Specifically, when using our proposed "relative positional encoding (attn_type=0)", the training and optimization are significantly easier and more stable. Hence, we don't need to use warmup_step
on wt103 at all. This is another advantage of the proposed relative positional encoding we didn't elaborate in the paper.
In contrast, when using the "absolute positional encoding (attn_type=2)", you may have to increase warmup_step
to 4000
or 10000
just to make sure the model does not diverge in the beginning, especially when the model size is large (like your case).
Please try to increase warmup_step
.
Thank you for your reply. When I increase warmup_step to 4000, training seems to be normal. And, I have another confusion. In order to get probabilities of each word in a sentence, doing inference instead of evaluation, how should we set the "tgt_len" and design the data stream(for attn_type=2). I have noticed that in your paper it seems "During evaluation, at each step, the vanilla model also consumes a segment of the same length as in training, but only makes one prediction at the last position. Then, at the next step, the segment is shifted to the right by only one position, and the new segment has to be processed all from scratch."

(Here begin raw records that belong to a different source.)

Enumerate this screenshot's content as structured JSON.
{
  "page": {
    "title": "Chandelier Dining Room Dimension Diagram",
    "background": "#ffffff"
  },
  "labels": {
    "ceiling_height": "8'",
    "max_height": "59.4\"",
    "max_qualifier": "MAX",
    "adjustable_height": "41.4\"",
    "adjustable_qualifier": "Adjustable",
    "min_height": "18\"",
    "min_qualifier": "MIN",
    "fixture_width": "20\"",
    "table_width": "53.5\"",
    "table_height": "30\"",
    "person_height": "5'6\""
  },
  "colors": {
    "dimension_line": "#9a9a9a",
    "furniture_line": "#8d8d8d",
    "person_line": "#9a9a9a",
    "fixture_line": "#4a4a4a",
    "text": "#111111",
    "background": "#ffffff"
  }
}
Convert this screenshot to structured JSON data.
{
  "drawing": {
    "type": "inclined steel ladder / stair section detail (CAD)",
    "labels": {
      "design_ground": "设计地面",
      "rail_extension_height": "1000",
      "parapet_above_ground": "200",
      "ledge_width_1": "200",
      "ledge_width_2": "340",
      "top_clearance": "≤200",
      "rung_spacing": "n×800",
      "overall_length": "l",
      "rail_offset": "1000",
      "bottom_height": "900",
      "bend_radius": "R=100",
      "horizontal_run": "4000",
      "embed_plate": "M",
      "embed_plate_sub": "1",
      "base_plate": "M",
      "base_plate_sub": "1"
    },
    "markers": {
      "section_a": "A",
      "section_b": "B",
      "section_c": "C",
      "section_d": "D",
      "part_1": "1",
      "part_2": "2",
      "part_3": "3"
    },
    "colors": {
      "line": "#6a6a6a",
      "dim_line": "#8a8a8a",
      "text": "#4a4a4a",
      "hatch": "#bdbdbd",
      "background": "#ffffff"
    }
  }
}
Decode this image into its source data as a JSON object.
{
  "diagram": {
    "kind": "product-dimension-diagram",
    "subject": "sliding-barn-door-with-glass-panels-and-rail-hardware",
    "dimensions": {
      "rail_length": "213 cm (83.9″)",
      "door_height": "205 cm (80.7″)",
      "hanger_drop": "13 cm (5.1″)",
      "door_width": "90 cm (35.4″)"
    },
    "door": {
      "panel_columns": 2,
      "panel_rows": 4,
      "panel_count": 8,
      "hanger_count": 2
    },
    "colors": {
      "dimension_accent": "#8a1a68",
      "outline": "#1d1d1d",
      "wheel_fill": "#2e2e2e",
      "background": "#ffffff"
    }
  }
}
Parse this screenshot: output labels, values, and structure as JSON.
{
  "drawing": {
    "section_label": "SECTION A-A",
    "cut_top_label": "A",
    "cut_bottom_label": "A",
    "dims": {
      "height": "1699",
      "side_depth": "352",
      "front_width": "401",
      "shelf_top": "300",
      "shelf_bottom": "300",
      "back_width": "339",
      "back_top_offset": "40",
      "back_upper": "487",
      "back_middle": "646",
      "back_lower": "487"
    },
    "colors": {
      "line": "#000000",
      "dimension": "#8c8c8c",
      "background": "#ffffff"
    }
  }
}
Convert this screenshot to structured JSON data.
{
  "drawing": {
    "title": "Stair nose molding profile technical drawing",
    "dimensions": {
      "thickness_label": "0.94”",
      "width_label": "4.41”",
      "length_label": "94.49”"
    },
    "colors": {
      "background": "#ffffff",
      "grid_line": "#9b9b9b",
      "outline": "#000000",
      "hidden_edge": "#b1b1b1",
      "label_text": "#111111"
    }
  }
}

Since this is not the desired use case of this repo, you will need to modify the data iterator. Sorry about it.
@HyacinthJingjing , besides data iterator, for pytorch code, set ext_len=0, tgt_len=1, mem_len=<context_length>
. You'll need a function calculate logits(inherit ProjectedAdaptiveLogSoftmax
and call _compute_logit
is convenient).
By the way, sample_softmax
option seems buggy in pytorch code. @zihangdai